I thank Joe Atheist for reading my essay and I have the feeling he only superficially read my it. My essay asked the question whether evolutionists are fooling us. I should define what one must be doing to be fooling another. One must be deliberately misrepresenting the facts and have knowledge or common sense to know one is misrepresenting the facts. Michael Ruse knows that there is more to science than what he claims for it and has said as much during the creationist trial. Not all science concerns itself with testing a natural law because science involves testing end-products of intelligent creations. I suspect Ruse knows this and he gives the impression that there is no testability to creationist speculations despite this not being true. Evolutionists have always known and claimed there is testability to creationist speculations. The "argument from evil" makes use of this very presupposition. Ruse, I believe, knows this and his attempt to write as if he doesn't is, I believe, an attempt to fool us.

You couldn't have used a worse example to rebut my comment about the anthropomorphic language used by evolutionists. I don't for a minute believe there is a brick wall between church and state, but I do believe there is supposed to be (according to its advocates) an impassible barrier between the two. When evolutionists use anthropomorphic language to describe evolution, I believe they are unconsciously aware that the creation of life owes its origins to such an anthropomorphic being, but they act as if this isn't true. That's because they can't, for a minute, admit it.

I quote Shandon Guthrie because he seems a very intelligent fellow and capable of commentating on and knowing the issues. He can defend himself from your barbs hereafter. Phil Donahue is a talk show host, still today. I quote him because his theistic evolutionist philosophy is typical of theistic evolutionists. I could as well cited any other theistic evolutionist, especially the ones I debated on www.arn.org. The point about Steve Allen is the fact his opinions about evolution are listed in an atheist publication when creationists are constantly told only biologists are capable of speaking successfully on evolution.
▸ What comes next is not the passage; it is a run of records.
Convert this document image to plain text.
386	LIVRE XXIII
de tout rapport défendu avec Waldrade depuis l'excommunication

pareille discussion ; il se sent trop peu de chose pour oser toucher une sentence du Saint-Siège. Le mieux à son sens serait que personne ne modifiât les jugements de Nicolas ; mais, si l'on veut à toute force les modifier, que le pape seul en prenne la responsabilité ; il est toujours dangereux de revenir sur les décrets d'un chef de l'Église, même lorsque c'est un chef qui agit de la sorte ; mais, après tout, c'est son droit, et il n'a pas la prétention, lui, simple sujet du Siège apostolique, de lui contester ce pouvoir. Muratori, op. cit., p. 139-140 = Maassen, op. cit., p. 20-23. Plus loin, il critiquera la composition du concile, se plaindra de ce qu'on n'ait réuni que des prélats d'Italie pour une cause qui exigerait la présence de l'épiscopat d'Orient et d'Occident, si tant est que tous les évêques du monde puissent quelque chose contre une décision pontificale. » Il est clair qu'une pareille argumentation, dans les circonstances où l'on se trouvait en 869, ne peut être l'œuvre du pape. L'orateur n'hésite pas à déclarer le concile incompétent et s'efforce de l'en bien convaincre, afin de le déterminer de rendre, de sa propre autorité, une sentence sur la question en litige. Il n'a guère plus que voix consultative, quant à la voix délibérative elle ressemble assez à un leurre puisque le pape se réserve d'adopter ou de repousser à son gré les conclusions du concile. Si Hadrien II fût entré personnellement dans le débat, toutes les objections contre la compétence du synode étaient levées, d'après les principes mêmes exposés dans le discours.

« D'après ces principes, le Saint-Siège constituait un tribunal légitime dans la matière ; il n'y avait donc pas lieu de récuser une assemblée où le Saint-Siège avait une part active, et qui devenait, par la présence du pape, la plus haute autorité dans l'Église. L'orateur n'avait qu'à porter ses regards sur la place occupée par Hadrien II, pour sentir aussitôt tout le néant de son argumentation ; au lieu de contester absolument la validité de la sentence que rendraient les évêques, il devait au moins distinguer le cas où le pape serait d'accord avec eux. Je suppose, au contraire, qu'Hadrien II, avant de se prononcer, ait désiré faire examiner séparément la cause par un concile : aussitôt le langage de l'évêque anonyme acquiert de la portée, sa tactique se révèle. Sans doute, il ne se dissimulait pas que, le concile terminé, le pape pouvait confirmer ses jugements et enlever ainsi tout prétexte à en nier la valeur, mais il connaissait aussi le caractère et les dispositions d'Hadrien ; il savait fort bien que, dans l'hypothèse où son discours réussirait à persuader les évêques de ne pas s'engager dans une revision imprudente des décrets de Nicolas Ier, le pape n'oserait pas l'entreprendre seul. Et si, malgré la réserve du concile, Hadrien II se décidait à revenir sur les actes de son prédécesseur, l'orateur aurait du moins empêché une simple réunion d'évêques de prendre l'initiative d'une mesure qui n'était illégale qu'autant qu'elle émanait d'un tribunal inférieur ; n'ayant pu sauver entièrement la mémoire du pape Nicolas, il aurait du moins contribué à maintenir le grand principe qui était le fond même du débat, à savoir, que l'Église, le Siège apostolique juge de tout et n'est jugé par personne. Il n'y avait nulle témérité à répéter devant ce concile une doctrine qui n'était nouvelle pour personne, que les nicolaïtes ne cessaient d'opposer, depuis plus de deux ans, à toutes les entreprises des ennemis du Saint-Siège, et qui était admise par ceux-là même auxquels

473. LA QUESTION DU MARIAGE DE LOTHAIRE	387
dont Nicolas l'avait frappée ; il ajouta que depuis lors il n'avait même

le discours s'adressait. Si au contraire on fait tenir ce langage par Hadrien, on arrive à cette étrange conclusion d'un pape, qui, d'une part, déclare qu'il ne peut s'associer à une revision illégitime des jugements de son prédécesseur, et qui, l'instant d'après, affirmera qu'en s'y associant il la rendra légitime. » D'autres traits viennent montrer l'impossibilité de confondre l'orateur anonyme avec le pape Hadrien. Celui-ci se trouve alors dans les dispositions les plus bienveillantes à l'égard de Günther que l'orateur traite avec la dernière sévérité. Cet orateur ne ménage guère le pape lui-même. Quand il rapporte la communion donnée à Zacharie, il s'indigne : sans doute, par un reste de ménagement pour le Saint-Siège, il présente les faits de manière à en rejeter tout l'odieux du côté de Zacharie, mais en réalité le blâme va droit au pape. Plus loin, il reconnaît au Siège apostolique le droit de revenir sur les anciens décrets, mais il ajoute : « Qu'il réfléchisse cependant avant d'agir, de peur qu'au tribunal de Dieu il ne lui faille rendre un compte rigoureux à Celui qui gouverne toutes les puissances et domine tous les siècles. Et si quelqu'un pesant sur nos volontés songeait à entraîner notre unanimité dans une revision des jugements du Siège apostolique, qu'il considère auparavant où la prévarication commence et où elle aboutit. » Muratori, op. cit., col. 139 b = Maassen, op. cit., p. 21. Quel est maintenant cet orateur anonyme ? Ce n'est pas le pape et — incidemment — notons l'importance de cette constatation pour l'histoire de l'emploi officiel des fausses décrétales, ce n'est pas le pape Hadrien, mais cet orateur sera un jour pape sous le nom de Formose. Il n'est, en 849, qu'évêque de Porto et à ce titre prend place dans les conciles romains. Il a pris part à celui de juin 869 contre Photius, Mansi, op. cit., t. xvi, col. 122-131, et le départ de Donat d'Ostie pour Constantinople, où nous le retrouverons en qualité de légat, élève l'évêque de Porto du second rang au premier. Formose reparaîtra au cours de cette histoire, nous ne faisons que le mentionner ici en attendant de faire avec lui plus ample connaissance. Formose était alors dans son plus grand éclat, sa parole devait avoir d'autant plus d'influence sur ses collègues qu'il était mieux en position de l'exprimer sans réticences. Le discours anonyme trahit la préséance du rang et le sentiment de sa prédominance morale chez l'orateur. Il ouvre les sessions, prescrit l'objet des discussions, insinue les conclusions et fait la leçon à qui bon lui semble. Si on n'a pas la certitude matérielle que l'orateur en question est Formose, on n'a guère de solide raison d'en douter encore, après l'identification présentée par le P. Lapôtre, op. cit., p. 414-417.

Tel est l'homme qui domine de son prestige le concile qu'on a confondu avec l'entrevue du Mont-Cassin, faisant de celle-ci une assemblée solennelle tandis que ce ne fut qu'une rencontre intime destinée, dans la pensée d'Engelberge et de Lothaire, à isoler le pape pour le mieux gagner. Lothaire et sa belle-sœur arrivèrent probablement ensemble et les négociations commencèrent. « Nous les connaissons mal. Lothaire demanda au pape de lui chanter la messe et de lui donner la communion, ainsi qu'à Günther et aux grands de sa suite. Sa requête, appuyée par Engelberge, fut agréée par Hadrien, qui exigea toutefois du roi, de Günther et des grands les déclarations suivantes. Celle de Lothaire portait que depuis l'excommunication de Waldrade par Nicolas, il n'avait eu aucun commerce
Prometheus Books lets Allen get away with commenting on a subject he knows nothing about without a word from Prometheus Books regarding his lack of ability to speak on this issue. Meanwhile, Phillip Johnson gets more heat than Allen does for speaking on evolution.



I didn't claim Michael Tooley was fooling us. I do not claim everybody I cite is fooling us. However, the editors of Discover magazine are letting in their magazine an article that confuses different conceptions of evolution. There are differences between things created to evolve and problem solve and those originating without conscious creation. One cannot create a process or thing that changes itself and call that change evolution while describing a change in life that came about by chance evolution.